UltraViolet launched last fall with a murmur, not a roar, but its backers plan to make more noise about the format once hailed as a potential savior to the sagging home entertainment business this year.
Tuesday at CES, backers of the cloud-based platform announced a multi-million dollar awareness campaign and a tentative Amazon deal, while also disclosing the number of accounts that have been activated since its soft launch in the fourth quarter.
Roughly 750,000 UltraViolet accounts have been set up following a modest promotional push.
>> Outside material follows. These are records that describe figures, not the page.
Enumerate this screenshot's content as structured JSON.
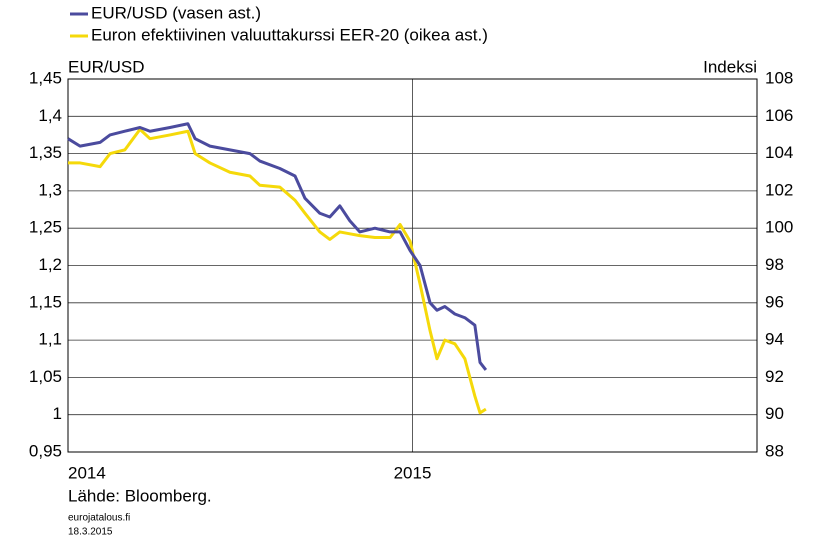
{
  "chart_data": {
    "type": "line",
    "y_label": "EUR/USD",
    "y2_label": "Indeksi",
    "source": "Lähde: Bloomberg.",
    "site": "eurojatalous.fi",
    "date": "18.3.2015",
    "grid": true,
    "legend": "top-left",
    "xlim": [
      2014,
      2016
    ],
    "xticks": [
      2014,
      2015
    ],
    "ylim": [
      0.95,
      1.45
    ],
    "yticks": [
      {
        "value": 0.95,
        "label": "0,95"
      },
      1,
      {
        "value": 1.05,
        "label": "1,05"
      },
      {
        "value": 1.1,
        "label": "1,1"
      },
      {
        "value": 1.15,
        "label": "1,15"
      },
      {
        "value": 1.2,
        "label": "1,2"
      },
      {
        "value": 1.25,
        "label": "1,25"
      },
      {
        "value": 1.3,
        "label": "1,3"
      },
      {
        "value": 1.35,
        "label": "1,35"
      },
      {
        "value": 1.4,
        "label": "1,4"
      },
      {
        "value": 1.45,
        "label": "1,45"
      }
    ],
    "y2lim": [
      88,
      108
    ],
    "y2ticks": [
      88,
      90,
      92,
      94,
      96,
      98,
      100,
      102,
      104,
      106,
      108
    ],
    "x": [
      2014.0,
      2014.035,
      2014.093,
      2014.122,
      2014.165,
      2014.209,
      2014.238,
      2014.296,
      2014.348,
      2014.369,
      2014.412,
      2014.47,
      2014.528,
      2014.557,
      2014.615,
      2014.659,
      2014.688,
      2014.731,
      2014.76,
      2014.789,
      2014.818,
      2014.847,
      2014.891,
      2014.935,
      2014.964,
      2014.993,
      2015.022,
      2015.051,
      2015.071,
      2015.094,
      2015.123,
      2015.152,
      2015.181,
      2015.196,
      2015.213
    ],
    "series": [
      {
        "name": "EUR/USD (vasen ast.)",
        "color": "#4b4b9e",
        "axis": "y",
        "values": [
          1.37,
          1.36,
          1.365,
          1.375,
          1.38,
          1.385,
          1.38,
          1.385,
          1.39,
          1.37,
          1.36,
          1.355,
          1.35,
          1.34,
          1.33,
          1.32,
          1.29,
          1.27,
          1.265,
          1.28,
          1.26,
          1.245,
          1.25,
          1.245,
          1.245,
          1.22,
          1.2,
          1.15,
          1.14,
          1.145,
          1.135,
          1.13,
          1.12,
          1.07,
          1.06
        ]
      },
      {
        "name": "Euron efektiivinen valuuttakurssi EER-20 (oikea ast.)",
        "color": "#f5d90a",
        "axis": "y2",
        "values": [
          103.5,
          103.5,
          103.3,
          104,
          104.2,
          105.3,
          104.8,
          105,
          105.2,
          104,
          103.5,
          103,
          102.8,
          102.3,
          102.2,
          101.5,
          100.8,
          99.8,
          99.4,
          99.8,
          99.7,
          99.6,
          99.5,
          99.5,
          100.2,
          99.3,
          97,
          94.5,
          93,
          94,
          93.8,
          93,
          91,
          90.1,
          90.3
        ]
      }
    ]
  }
}
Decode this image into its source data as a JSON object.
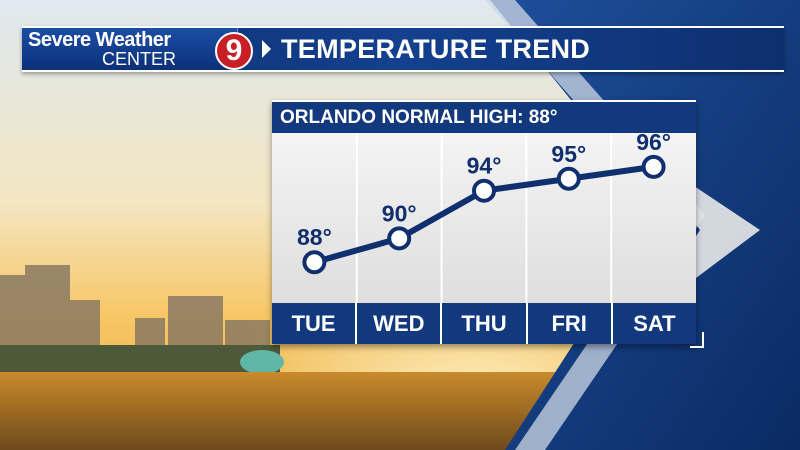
{
  "header": {
    "logo_line1": "Severe Weather",
    "logo_line2": "CENTER",
    "logo_channel": "9",
    "title": "TEMPERATURE TREND"
  },
  "chart_data": {
    "type": "line",
    "title": "TEMPERATURE TREND",
    "subtitle": "ORLANDO NORMAL HIGH: 88°",
    "categories": [
      "TUE",
      "WED",
      "THU",
      "FRI",
      "SAT"
    ],
    "series": [
      {
        "values": [
          88,
          90,
          94,
          95,
          96
        ],
        "labels": [
          "88°",
          "90°",
          "94°",
          "95°",
          "96°"
        ]
      }
    ],
    "ylim": [
      85,
      98
    ],
    "grid": true,
    "legend": "none",
    "colors": {
      "line": "#0f2f6f",
      "marker_fill": "#ffffff",
      "bar": "#12387e"
    }
  }
}
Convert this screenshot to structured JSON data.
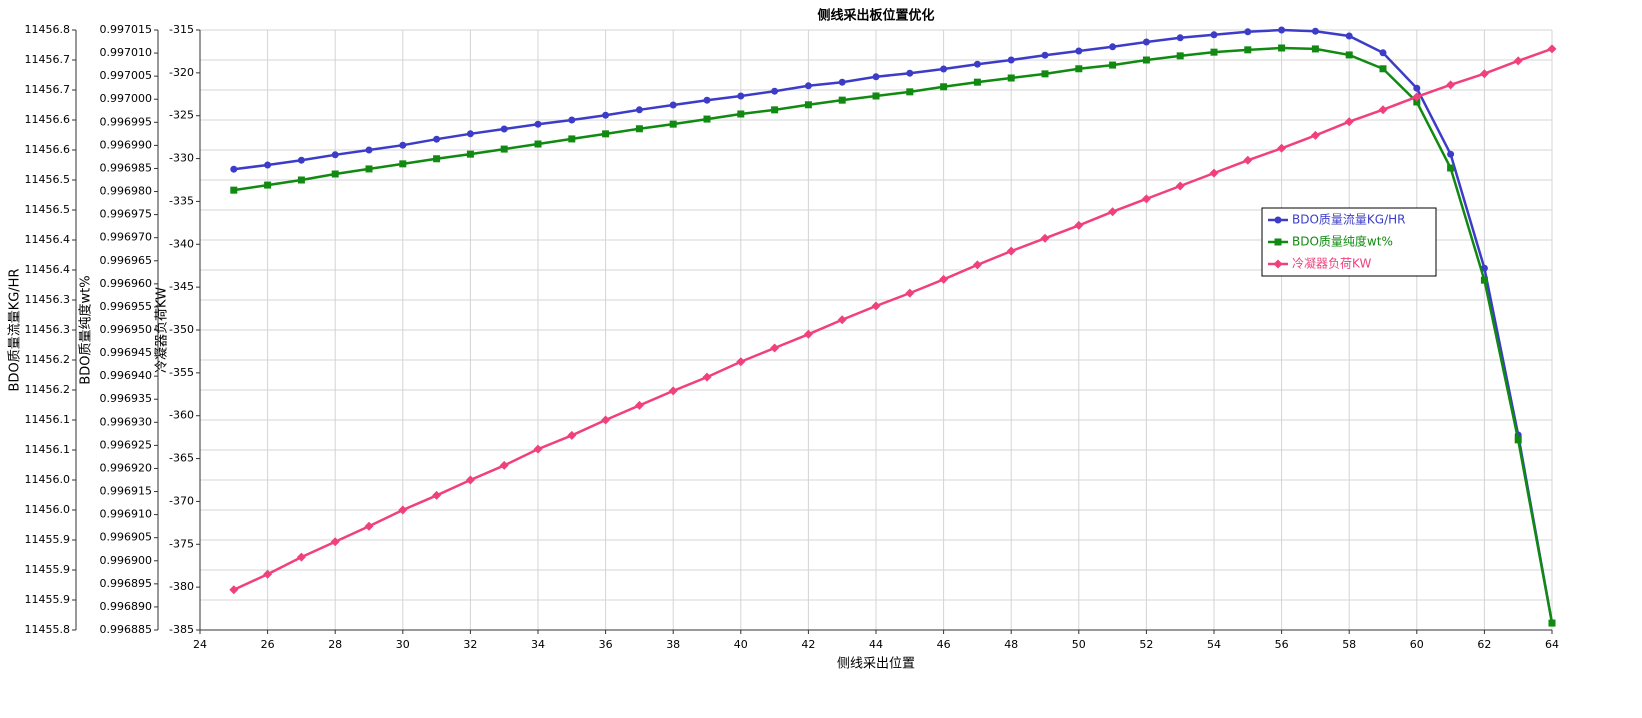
{
  "chart_data": {
    "type": "line",
    "title": "侧线采出板位置优化",
    "x_label": "侧线采出位置",
    "y_label": "BDO质量流量KG/HR",
    "y2_label": "BDO质量纯度wt%",
    "y3_label": "冷凝器负荷KW",
    "grid": true,
    "legend": "upper right",
    "x": [
      25,
      26,
      27,
      28,
      29,
      30,
      31,
      32,
      33,
      34,
      35,
      36,
      37,
      38,
      39,
      40,
      41,
      42,
      43,
      44,
      45,
      46,
      47,
      48,
      49,
      50,
      51,
      52,
      53,
      54,
      55,
      56,
      57,
      58,
      59,
      60,
      61,
      62,
      63,
      64
    ],
    "xlim": [
      24,
      64
    ],
    "xticks": [
      24,
      26,
      28,
      30,
      32,
      34,
      36,
      38,
      40,
      42,
      44,
      46,
      48,
      50,
      52,
      54,
      56,
      58,
      60,
      62,
      64
    ],
    "ylim": [
      11455.8,
      11456.8
    ],
    "yticks": [
      {
        "value": 11455.8,
        "label": "11455.8"
      },
      {
        "value": 11455.85,
        "label": "11455.9"
      },
      {
        "value": 11455.9,
        "label": "11455.9"
      },
      {
        "value": 11455.95,
        "label": "11455.9"
      },
      {
        "value": 11456.0,
        "label": "11456.0"
      },
      {
        "value": 11456.05,
        "label": "11456.0"
      },
      {
        "value": 11456.1,
        "label": "11456.1"
      },
      {
        "value": 11456.15,
        "label": "11456.1"
      },
      {
        "value": 11456.2,
        "label": "11456.2"
      },
      {
        "value": 11456.25,
        "label": "11456.2"
      },
      {
        "value": 11456.3,
        "label": "11456.3"
      },
      {
        "value": 11456.35,
        "label": "11456.3"
      },
      {
        "value": 11456.4,
        "label": "11456.4"
      },
      {
        "value": 11456.45,
        "label": "11456.4"
      },
      {
        "value": 11456.5,
        "label": "11456.5"
      },
      {
        "value": 11456.55,
        "label": "11456.5"
      },
      {
        "value": 11456.6,
        "label": "11456.6"
      },
      {
        "value": 11456.65,
        "label": "11456.6"
      },
      {
        "value": 11456.7,
        "label": "11456.7"
      },
      {
        "value": 11456.75,
        "label": "11456.7"
      },
      {
        "value": 11456.8,
        "label": "11456.8"
      }
    ],
    "y2lim": [
      0.996885,
      0.997015
    ],
    "y2ticks": [
      0.996885,
      {
        "value": 0.99689,
        "label": "0.996890"
      },
      0.996895,
      {
        "value": 0.9969,
        "label": "0.996900"
      },
      0.996905,
      {
        "value": 0.99691,
        "label": "0.996910"
      },
      0.996915,
      {
        "value": 0.99692,
        "label": "0.996920"
      },
      0.996925,
      {
        "value": 0.99693,
        "label": "0.996930"
      },
      0.996935,
      {
        "value": 0.99694,
        "label": "0.996940"
      },
      0.996945,
      {
        "value": 0.99695,
        "label": "0.996950"
      },
      0.996955,
      {
        "value": 0.99696,
        "label": "0.996960"
      },
      0.996965,
      {
        "value": 0.99697,
        "label": "0.996970"
      },
      0.996975,
      {
        "value": 0.99698,
        "label": "0.996980"
      },
      0.996985,
      {
        "value": 0.99699,
        "label": "0.996990"
      },
      0.996995,
      {
        "value": 0.997,
        "label": "0.997000"
      },
      0.997005,
      {
        "value": 0.99701,
        "label": "0.997010"
      },
      0.997015
    ],
    "y3lim": [
      -385,
      -315
    ],
    "y3ticks": [
      -385,
      -380,
      -375,
      -370,
      -365,
      -360,
      -355,
      -350,
      -345,
      -340,
      -335,
      -330,
      -325,
      -320,
      -315
    ],
    "series": [
      {
        "name": "BDO质量流量KG/HR",
        "color": "#3c3cc8",
        "marker": "circle",
        "axis": "y",
        "values": [
          11456.568,
          11456.575,
          11456.583,
          11456.592,
          11456.6,
          11456.608,
          11456.618,
          11456.627,
          11456.635,
          11456.643,
          11456.65,
          11456.658,
          11456.667,
          11456.675,
          11456.683,
          11456.69,
          11456.698,
          11456.707,
          11456.713,
          11456.722,
          11456.728,
          11456.735,
          11456.743,
          11456.75,
          11456.758,
          11456.765,
          11456.772,
          11456.78,
          11456.787,
          11456.792,
          11456.797,
          11456.8,
          11456.798,
          11456.79,
          11456.762,
          11456.703,
          11456.593,
          11456.403,
          11456.125,
          11455.812
        ]
      },
      {
        "name": "BDO质量纯度wt%",
        "color": "#108a10",
        "marker": "square",
        "axis": "y2",
        "values": [
          0.9969803,
          0.9969814,
          0.9969825,
          0.9969838,
          0.9969849,
          0.996986,
          0.9969871,
          0.9969881,
          0.9969892,
          0.9969903,
          0.9969914,
          0.9969925,
          0.9969936,
          0.9969946,
          0.9969957,
          0.9969968,
          0.9969977,
          0.9969988,
          0.9969998,
          0.9970007,
          0.9970016,
          0.9970027,
          0.9970037,
          0.9970046,
          0.9970055,
          0.9970066,
          0.9970074,
          0.9970085,
          0.9970094,
          0.9970102,
          0.9970107,
          0.9970111,
          0.9970109,
          0.9970096,
          0.9970066,
          0.9969994,
          0.9969851,
          0.9969608,
          0.9969262,
          0.9968865
        ]
      },
      {
        "name": "冷凝器负荷KW",
        "color": "#f0407e",
        "marker": "diamond",
        "axis": "y3",
        "values": [
          -380.3,
          -378.5,
          -376.5,
          -374.7,
          -372.9,
          -371.0,
          -369.3,
          -367.5,
          -365.8,
          -363.9,
          -362.3,
          -360.5,
          -358.8,
          -357.1,
          -355.5,
          -353.7,
          -352.1,
          -350.5,
          -348.8,
          -347.2,
          -345.7,
          -344.1,
          -342.4,
          -340.8,
          -339.3,
          -337.8,
          -336.2,
          -334.7,
          -333.2,
          -331.7,
          -330.2,
          -328.8,
          -327.3,
          -325.7,
          -324.3,
          -322.8,
          -321.4,
          -320.1,
          -318.6,
          -317.2
        ]
      }
    ]
  }
}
Roughly 20 films have been released in the video anywhere format thus far, with more studios coming on board this year.
To build awareness, the Digital Entertainment Content Ecosystem, the consortium behind the format, said it will partner with the Digital Entertainment Group to create the awareness campaign.
The tagline: "Your movies in the cloud."
In interviews with TheWrap, DECE members said they were enthusiastic about the response among consumers even without heavy marketing.
They believe that UltraViolet is poised to take a big leap in the mainstream, with more retailers, devices and studios ready to come on board in the coming months.
“We see 2012 as being the year when we move from the accomplishments made in 2011 into mass consumer adoption,” Mark Teitell, general manager and executive director of the DECE, told TheWrap. “Looking ahead, we’re going to have hundreds of titles coming on the market, so we fully expect to see exponential growth.”
Teitell said that the number of accounts does not directly correlate with the number of discs sold with UltraViolet. He said more accounts could be set up as disc owners get around to signing up for the cloud-based format in coming months.
The cloud based video-anywhere platform was unveiled just in time for the holidays, but aside from a few mentions in commercials for UltraViolet copies of Blu-rays for such Warner Bros. titles as “Horrible Bosses” and “Green Lantern,” it was in essence a soft launch.
Sony and Universal also debuted a handful of titles in the format, but nearly three months after opening, UltraViolet is still not a household word.
Many consumers are still a little hazy on the platform, but in essence it allows users to stream and store movies and TV shows they purchase on multiple devices. The hope is that UltraViolet will tilt the equation back in favor of owning content rather than renting movies and TV programs through Netflix or Redbox.
Although all of the major studios except Disney have backed UltraViolet, it has to move forward without the participation of one massive entertainment provider, Apple and its iTunes store.
To that end, DECE is excited that Amazon has signed an agreement with a major studio that includes granting UltraViolet rights, giving the consortium, an important digital partner. Bill Carr, executive vice president of digital media at Amazon, announced the pact at CES, but did not name the studio or tip his hand about the extent of the online retailer's involvement.
Helping to further compensate for Apple's absence, Samsung is rolling out new features on its Blu-ray players that streamline the process for customers looking to add their discs to the cloud.
Moreover, UltraViolet has taken its first steps toward being global in nature, launching with copies of “Final Destination 5” in the United Kingdom.DECE plans to begin UltraViolet roll-out in Canada in the coming months and other territories in 2012 and 2013.
And an important new studio partner has joined the fray. Paramount has quietly announced that it will launch its first UltraViolet titles, beginning with “Paranormal Activity 3” on Nov. 24, and Fox and Lionsgate are expected to roll out films in the near future.
Though the excitement for UltraViolet is measured, the movie business is likely heartened by the most recent Digital Entertainment Group study that show the smallest slide in home entertainment revenue since 2008.
Though the sector constricted by 2 percent to an estimated $18.04 billion in 2011, there was a 20 percent jump in Blu-ray spending and a 51 percent jump in digital spending. Those two trend lines augur well for UltraViolet and its mission to encourage consumers to keep buying movies for their home libraries — whether they exist in the digital cloud or in wooden shelf form.
So why not launch with a bigger bang?
Studio executives say that the slow-burning rollout is analogous to Blu-ray, which was launched in 2006 with modest fanfare against the competing HD DVD format. Since then it has grown steadily, if not stratospherically.
“We consciously followed a path to build up an organic and gradual adoption,” Teitell said. “We think that as positive word of mouth starts and more studios and more content and more devices come out, we’ll start to grow faster. Those things are going to happen as we build more awareness about what UltraViolet does.”